Après le récent décès de sa grand-mère, Ismaël (1) quitte Mayotte pour rejoindre sa tante et ses cousins dans l’Hexagone. Mais à peine atterri à Roissy (95) le 23 novembre dernier, le jeune homme est placé en zone d’attente. Il est accusé par un agent de la police aux frontières d’avoir falsifié sa carte d’identité française. Aucune preuve n’est avancée. Mercredi matin s’est tenue l’audience devant la juge des libertés et de la détention (JLD) au tribunal de Bobigny (93) durant laquelle son maintien en zone d’attente a été repoussé à huit jours. « On prive un individu de sa liberté sur la base d’aucun élément factuel », résume son avocat Samy Djemaoun. Celui-ci parle d’une « détention arbitraire » et a fait appel de la décision ce vendredi matin.
Problèmes de santé
Né dans les Comores, Ismaël est arrivé très jeune à Mayotte en raison de ses problèmes cardiaques. Il aurait par la suite retiré sa carte d’identité française à la préfecture mahoraise en 2019. Malgré sa demande et un certificat médical mentionnant sa maladie cardiaque congénitale, le jeune homme n’aurait pas pu avoir accès à un médecin durant la semaine écoulée. Lors de la première audience de mercredi, Ismael semble essoufflé et amorphe. « Il dormait littéralement sur la table d’audience et pouvait à peine s’exprimer », décrit inquiet son avocat. La juge lui aurait alors indiqué de parler plus fort pour clarifier ses propos. Quand Me Djemaoun lui explique que son état actuel dû à ses problèmes de santé et aux conditions en zone d’attente ne lui permet pas, elle lui aurait répondu :
« Ce n’est pas une raison. »
Une procédure « vide »
« C’est une histoire complètement folle. Je n’ai jamais vu une procédure aussi vide… », s’étonne encore Me Djemaoun. Ce dernier, saisit par la famille, rapporte que le placement de son client serait uniquement basé sur les propos de la police aux frontières : « Vous vous présentez aux arrivées du terminal 2B avec une CNI [carte nationale d’identité] française contrefaite et ne disposez d’aucun autre document vous permettant l’entrée sur le territoire national », peut-on lire dans les observations de l’agent.
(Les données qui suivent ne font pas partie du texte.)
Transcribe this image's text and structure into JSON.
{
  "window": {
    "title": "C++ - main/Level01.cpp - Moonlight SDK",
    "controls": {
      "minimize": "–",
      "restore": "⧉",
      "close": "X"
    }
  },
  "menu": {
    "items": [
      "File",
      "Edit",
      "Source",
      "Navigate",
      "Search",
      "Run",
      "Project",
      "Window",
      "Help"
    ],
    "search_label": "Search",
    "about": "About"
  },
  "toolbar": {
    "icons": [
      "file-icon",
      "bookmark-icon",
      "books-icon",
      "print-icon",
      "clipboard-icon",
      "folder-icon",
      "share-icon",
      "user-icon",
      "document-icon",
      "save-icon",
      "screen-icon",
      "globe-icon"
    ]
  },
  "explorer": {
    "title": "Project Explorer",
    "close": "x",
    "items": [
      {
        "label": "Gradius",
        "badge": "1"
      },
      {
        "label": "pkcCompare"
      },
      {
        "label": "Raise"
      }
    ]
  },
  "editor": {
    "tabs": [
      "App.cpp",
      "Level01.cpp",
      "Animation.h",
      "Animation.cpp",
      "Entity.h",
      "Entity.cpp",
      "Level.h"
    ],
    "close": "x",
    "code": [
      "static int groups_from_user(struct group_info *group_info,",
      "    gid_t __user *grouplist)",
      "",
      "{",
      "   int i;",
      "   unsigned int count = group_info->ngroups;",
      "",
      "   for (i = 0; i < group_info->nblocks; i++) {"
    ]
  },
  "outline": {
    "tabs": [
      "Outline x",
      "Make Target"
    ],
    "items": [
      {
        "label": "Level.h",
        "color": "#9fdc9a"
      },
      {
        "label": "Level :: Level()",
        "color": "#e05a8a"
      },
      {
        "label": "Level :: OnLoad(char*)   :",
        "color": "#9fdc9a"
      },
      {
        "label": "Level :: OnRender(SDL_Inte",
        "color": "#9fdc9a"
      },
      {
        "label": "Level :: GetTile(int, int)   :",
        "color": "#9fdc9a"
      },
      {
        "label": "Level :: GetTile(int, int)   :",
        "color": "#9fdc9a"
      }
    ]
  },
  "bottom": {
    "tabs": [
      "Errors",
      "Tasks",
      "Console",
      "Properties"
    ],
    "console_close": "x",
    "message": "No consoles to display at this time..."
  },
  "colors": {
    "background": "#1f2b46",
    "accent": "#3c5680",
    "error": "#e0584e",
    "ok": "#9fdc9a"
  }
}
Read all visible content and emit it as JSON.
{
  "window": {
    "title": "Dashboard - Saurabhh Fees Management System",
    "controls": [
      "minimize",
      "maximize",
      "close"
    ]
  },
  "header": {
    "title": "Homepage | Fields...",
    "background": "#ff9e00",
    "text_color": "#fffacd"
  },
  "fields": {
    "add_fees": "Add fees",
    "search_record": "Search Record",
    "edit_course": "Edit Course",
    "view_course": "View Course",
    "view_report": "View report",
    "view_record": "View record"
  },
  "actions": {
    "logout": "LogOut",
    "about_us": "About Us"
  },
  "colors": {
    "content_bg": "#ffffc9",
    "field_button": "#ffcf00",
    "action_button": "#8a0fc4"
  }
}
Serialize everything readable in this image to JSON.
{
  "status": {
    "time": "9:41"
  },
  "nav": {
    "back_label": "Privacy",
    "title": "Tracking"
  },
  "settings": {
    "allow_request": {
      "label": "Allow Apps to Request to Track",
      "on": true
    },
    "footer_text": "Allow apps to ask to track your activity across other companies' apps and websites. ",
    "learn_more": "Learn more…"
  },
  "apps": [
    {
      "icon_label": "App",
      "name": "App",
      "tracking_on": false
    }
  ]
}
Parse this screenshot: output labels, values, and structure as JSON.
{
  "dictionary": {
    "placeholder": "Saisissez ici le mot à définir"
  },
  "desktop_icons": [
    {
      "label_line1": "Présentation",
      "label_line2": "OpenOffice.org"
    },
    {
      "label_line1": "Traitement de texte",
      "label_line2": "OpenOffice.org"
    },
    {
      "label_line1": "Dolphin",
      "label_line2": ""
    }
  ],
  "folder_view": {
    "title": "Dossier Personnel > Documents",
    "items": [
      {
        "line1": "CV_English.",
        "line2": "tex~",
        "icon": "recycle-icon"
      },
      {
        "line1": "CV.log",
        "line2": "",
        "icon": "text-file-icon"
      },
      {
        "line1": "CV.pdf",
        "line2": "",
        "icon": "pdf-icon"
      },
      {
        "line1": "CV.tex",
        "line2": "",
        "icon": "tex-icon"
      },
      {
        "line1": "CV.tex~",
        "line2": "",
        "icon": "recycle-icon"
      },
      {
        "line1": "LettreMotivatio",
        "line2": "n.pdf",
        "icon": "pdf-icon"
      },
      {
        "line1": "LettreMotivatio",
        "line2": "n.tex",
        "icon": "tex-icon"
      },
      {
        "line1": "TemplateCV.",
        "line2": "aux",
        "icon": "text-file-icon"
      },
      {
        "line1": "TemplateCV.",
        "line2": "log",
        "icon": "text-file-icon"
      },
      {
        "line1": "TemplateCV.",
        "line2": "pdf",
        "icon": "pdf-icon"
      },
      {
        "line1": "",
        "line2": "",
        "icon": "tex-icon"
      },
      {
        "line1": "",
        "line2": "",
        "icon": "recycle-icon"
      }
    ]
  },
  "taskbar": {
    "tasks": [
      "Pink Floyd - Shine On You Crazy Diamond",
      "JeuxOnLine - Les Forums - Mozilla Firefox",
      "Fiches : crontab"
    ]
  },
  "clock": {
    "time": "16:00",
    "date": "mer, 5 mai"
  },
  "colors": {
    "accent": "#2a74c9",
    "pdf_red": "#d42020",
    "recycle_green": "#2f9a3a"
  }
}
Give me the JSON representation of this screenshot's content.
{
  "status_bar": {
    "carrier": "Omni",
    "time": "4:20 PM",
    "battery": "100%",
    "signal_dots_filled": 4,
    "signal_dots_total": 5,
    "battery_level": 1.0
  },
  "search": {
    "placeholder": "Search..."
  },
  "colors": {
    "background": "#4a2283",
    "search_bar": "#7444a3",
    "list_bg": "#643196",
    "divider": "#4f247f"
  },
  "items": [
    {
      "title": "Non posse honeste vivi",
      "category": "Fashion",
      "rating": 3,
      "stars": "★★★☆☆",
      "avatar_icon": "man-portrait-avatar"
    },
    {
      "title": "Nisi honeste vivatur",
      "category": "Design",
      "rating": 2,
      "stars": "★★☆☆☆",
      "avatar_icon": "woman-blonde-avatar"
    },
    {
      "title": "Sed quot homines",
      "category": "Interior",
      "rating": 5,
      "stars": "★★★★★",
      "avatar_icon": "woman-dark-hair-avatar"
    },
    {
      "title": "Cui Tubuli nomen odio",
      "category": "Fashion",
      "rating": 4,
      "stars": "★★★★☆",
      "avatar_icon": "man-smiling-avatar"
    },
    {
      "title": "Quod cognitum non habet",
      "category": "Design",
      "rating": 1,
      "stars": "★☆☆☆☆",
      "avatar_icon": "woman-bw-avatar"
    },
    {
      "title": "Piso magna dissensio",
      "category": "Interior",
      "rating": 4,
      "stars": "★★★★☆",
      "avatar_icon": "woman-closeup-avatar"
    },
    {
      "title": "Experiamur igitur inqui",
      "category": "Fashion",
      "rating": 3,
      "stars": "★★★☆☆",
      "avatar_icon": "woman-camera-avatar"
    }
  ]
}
Il n’y aurait ni trace de falsification ni d’éléments matériels allant dans ce sens.
Aucune recherche dans le fichier des titres électroniques sécurisés ni saisine d’un analyste en fraude documentaire n’aurait été effectuée pour vérifier cet élément. Aucun procès-verbal ni preuve du caractère falsifié aurait été avancé. Pour l’avocat, la charge de la preuve est ici renversée : « Le fait que le ministre de l’Intérieur ne verse aucun élément alors qu’il a tout à sa portée pour vérifier le caractère falsifié de cette carte interpelle grandement. Tout repose sur une déclaration aucunement corroborée d’un agent de la police aux frontières estimant que la carte est contrefaite. C’est très choquant. »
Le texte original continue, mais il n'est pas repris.